Он был облачен в элегантный серый костюм, в такого же цвета берет, перчатки и туфли. Под мышкой актер зажимал черную трость, одна его бровь была неестественно приподнятой, производя впечатление нарисованной.
Подлетев к бессознательно валявшемуся Шаре и неподвижно стоящему над ним Лихонину, Топорков улыбнулся, обнаружив кусочки золотой фольги, наклеенные на его зубы.
— Сколько он еще продрыхнет? — спросил актер, ткнув режиссера носком туфли в бок.
Лихонин изобразил: вам должно быть виднее, вы ведь специалист по хлороформу.
— Да, вы правы, Василий Николаевич, — кивнул Топорков. — Мне должно быть виднее… Ну что ж, я думаю, максимум через полчаса наш Берлиоз соизволит очнуться… Как-то там Маруся сейчас? — добавил он, побарабанив пальцами по трости.
Лихонин изобразил: за Марусю можно не беспокоиться, она в порядке, она сейчас с безобидным Носиковым.

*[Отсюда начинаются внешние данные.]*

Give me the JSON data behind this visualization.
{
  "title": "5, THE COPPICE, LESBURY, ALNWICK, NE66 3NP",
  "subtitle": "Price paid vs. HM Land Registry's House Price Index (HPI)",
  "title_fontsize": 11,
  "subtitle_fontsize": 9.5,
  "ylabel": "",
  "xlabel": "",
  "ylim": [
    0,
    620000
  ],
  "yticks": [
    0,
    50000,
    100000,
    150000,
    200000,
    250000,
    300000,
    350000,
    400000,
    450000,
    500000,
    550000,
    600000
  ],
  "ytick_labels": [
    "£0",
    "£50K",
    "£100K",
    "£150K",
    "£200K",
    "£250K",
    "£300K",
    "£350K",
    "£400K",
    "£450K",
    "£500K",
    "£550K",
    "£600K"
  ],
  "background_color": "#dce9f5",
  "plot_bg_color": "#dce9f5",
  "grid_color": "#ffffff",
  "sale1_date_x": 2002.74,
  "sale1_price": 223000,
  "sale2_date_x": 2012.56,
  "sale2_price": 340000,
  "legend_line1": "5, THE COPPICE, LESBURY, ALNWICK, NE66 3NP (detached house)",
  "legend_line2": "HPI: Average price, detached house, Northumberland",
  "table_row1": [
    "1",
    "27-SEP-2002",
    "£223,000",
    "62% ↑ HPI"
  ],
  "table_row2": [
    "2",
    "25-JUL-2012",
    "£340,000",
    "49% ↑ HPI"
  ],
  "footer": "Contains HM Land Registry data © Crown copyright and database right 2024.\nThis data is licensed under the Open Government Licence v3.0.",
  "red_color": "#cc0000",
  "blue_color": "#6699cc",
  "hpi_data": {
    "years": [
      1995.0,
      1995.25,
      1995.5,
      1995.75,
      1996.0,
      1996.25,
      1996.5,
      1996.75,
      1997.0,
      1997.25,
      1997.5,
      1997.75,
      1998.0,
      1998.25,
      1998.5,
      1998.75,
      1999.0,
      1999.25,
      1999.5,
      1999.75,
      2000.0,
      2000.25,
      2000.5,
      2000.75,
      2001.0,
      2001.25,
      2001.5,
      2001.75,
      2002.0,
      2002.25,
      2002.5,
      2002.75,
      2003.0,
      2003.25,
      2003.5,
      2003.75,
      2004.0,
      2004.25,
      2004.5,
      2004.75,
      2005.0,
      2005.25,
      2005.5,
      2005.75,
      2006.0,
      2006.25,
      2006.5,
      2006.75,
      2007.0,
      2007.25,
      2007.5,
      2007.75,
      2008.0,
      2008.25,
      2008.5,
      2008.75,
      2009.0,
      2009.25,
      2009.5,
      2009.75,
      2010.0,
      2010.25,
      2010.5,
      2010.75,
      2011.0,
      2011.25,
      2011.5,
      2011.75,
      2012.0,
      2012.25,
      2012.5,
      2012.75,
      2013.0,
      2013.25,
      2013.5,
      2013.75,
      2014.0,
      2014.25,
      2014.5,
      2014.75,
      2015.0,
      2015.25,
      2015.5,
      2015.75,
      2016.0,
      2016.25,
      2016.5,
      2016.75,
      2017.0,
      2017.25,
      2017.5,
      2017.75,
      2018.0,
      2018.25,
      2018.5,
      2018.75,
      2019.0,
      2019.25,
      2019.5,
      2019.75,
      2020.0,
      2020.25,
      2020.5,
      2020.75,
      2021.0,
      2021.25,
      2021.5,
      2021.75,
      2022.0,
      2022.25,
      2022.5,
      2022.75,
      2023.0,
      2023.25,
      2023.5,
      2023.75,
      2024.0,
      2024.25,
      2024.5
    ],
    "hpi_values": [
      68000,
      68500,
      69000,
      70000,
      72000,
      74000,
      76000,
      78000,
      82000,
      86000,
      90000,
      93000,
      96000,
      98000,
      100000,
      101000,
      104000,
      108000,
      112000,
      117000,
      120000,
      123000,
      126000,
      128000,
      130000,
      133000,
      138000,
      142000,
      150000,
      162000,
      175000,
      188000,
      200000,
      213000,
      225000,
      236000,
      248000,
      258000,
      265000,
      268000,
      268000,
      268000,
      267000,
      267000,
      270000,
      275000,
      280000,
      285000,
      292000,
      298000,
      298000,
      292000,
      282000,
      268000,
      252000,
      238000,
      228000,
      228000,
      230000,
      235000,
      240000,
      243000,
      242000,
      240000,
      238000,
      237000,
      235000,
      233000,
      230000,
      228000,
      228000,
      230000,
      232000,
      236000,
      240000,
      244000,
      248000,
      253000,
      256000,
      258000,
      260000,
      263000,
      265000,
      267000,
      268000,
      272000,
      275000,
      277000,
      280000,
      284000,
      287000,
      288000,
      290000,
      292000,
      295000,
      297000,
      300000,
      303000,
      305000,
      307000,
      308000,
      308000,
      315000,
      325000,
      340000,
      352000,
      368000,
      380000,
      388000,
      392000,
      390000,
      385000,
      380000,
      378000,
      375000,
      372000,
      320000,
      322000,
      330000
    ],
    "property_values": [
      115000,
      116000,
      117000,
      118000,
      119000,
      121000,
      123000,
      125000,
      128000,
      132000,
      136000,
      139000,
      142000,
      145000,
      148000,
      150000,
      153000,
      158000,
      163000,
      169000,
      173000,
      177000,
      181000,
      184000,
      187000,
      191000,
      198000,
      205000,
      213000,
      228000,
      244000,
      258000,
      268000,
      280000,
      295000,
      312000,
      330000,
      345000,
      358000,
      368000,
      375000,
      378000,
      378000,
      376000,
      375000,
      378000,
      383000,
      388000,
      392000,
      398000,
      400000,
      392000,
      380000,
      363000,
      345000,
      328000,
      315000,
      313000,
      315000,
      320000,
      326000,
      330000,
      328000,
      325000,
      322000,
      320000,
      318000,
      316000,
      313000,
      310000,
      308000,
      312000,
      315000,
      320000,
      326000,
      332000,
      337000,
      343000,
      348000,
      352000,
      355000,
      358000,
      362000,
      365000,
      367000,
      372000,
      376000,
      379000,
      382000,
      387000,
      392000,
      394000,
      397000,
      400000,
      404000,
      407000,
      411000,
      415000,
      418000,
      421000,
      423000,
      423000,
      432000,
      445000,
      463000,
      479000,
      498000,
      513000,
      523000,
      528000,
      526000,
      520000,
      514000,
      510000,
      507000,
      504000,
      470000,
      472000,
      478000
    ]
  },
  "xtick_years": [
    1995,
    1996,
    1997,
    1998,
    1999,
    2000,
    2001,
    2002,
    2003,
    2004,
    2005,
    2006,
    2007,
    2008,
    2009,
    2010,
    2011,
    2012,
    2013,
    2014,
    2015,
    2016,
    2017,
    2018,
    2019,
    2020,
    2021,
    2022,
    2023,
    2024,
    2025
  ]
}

— С безобидным, да, — хмыкнул Топорков и вдруг оживился: — Василий Николаевич! Пока этот кемарит, — он брезгливо кивнул в сторону Шары, — не поможете мне перетащить сюда кое-что из соседнего павильона?.. Прямо чрезвычайно удачно получилось, что эта штука сейчас там. Сама, я бы сказал, судьба благоволит нам, предоставляя недвусмысленные знаки…
И, не дожидаясь реакции ничего не разобравшего в последних словах Лихонина, Топорков все тем же спешным подпрыгивающим шагом направился к выходу.
109
Через десять минут Лихонин и Топорков втащили в двенадцатый павильон некую здоровенную конструкцию.
Уборщик приблизился к лежавшему Шаре и тотчас выразительно посмотрел на Топоркова.
— Уже просыпается? — подбежал тот к лежащему режиссеру.
— Чт-то случ-чилось? — с трудом произнес Шара. Он уже открыл глаза, но смотрел на склонившихся над ним людей явно невидящим взором.
— Если я не ослышался, вы изволили говорить, что Иисуса не было на свете? — выпалил ему Топорков.
Тут Шара как будто окончательно очнулся.
— Что такое? Что? Когда я такое говорил? — Режиссер сел на полу.
— Простите мою навязчивость, — продолжал Топорков, — но я так понял, что вы, помимо всего прочего, еще и не верите в бога?
— Конечно, не верю! — неприязненно нахмурился Шара. — Неужели вы верите?.. Да что происходит, в конце концов?..
Режиссер наконец медленно встал на ноги и вдруг изумленно посмотрел на уборщика:
— Лихонин, это ты, что ли, меня сейчас? Что ты со мной сделал?
Лихонин состроил виноватую физиономию.
Топорков же внезапно пожал Шаре руку и заявил:
— Позвольте вас поблагодарить от всей души!
— Да вы-то кто такой, черт вас возьми? — Режиссер брезгливо вырвал свою руку и даже вытер ее о полу пиджака.
— Да, человек смертен, но это было бы еще полбеды, — продолжал невпопад восклицать Топорков. — Плохо то, что он иногда внезапно смертен, вот в чем фокус!
— Лихонин, — недоуменно посмотрел на уборщика Шара. — Ты знаешь, кто это? — Он кивнул в сторону Топоркова. — Ты этого психа привел сюда?
— Меня никто не приводит, — резко изменившимся голосом заговорил Топорков. — Я прихожу сам. Я — Призрак «Мосфильма»!